View of “eL/Aficionado” at Roulette, 2021, picturing Kayleigh Butcher.

The opera’s narrative is Kafkaesque—labyrinthine and structured around ambiguously purposeful assignments undertaken “to satisfy a mysterious auditor.” Only ever given a partial portrait of the task at hand, the Agent’s perspective—like that of the capitalist subject—is fragmentary and alienated. Delivering ornamented lines that exhibit her vocal range, Butcher nonetheless performed with a sense of realism and sincerity that emerged in nervous adjustments of hair, pursing of lips, and shuffling of papers—the tics and twitches that one might expect of someone in a job interview or on trial. By contrast, her interrogators’ actions were stylized, their more recitative lines drawled with an ironic twang; at several junctures, the two interrogators seated on the same level (soprano Bonnie Lander and vocalist Paul Pinto) looked at each other, hands over microphones, and nodded simultaneously in a caricature of sinister resolve. At other moments, they performed almost like automatons—Lander’s voice in the penultimate scene fell into a monotone that alternated between drone and staccato.

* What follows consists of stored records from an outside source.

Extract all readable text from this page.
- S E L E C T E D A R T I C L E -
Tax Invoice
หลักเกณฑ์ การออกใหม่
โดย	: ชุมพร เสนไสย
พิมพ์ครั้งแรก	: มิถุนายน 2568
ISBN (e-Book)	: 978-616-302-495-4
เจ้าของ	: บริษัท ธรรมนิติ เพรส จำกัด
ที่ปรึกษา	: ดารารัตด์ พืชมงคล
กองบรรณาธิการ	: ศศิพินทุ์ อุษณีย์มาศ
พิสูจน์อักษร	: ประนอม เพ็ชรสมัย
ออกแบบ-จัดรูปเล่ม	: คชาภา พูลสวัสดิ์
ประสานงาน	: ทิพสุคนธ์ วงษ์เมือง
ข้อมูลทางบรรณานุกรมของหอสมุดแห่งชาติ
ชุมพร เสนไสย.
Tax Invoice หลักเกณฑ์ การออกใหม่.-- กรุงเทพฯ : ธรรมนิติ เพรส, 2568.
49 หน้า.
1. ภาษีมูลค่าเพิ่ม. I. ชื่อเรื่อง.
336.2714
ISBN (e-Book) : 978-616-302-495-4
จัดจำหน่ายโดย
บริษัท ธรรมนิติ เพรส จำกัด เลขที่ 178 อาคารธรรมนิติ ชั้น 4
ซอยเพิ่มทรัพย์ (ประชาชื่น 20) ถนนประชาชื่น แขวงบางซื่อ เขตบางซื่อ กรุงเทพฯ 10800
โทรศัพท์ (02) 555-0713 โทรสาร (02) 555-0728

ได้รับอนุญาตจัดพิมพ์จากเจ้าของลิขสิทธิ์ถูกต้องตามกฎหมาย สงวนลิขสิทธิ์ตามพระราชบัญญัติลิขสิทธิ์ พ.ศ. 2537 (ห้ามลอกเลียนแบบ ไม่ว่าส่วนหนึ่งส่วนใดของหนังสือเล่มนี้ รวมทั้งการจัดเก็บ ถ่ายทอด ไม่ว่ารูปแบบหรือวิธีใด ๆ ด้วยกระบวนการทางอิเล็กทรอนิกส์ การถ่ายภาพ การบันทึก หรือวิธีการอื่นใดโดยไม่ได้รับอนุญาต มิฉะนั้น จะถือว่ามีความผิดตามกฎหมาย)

Recurrent in the Agent’s statements about past events was the subject of memory. The Agent was persistently challenged to recall experiences, to take a second look. (“You teach yourself to do that. It is a form of cleaning up your memory. That last look. In case anyone should ask,” she explains.) The opera also looks back in another sense, containing references to earlier Ashley works such as the 1975 installation and performance Over the Telephone (explicitly described in eL/Aficionado’s sixth scene) and the 1968 opera The Trial of Anne Opie Wehrer and Unknown Accomplices for Crimes Against Humanity, which deal with remote surveillance and cross-examination, respectively. In this tracing and retracing of events, Ashley’s Agent (perhaps like Ashley himself) expresses a desire to perceive meaning in her experiences, though their significance repeatedly evades her. The surreal and inconclusive narrative of eL/Aficionado mirrors the unresolved nature of real life. As philosopher Lydia Goehr has observed, the true violence of crime shows lies not in gruesome images or suspense but in the pretense of resolution—that the crime is always solved, that justice prevails. This is perhaps the intent behind the opera’s rueful last line: “I learned long ago that there is never any news.”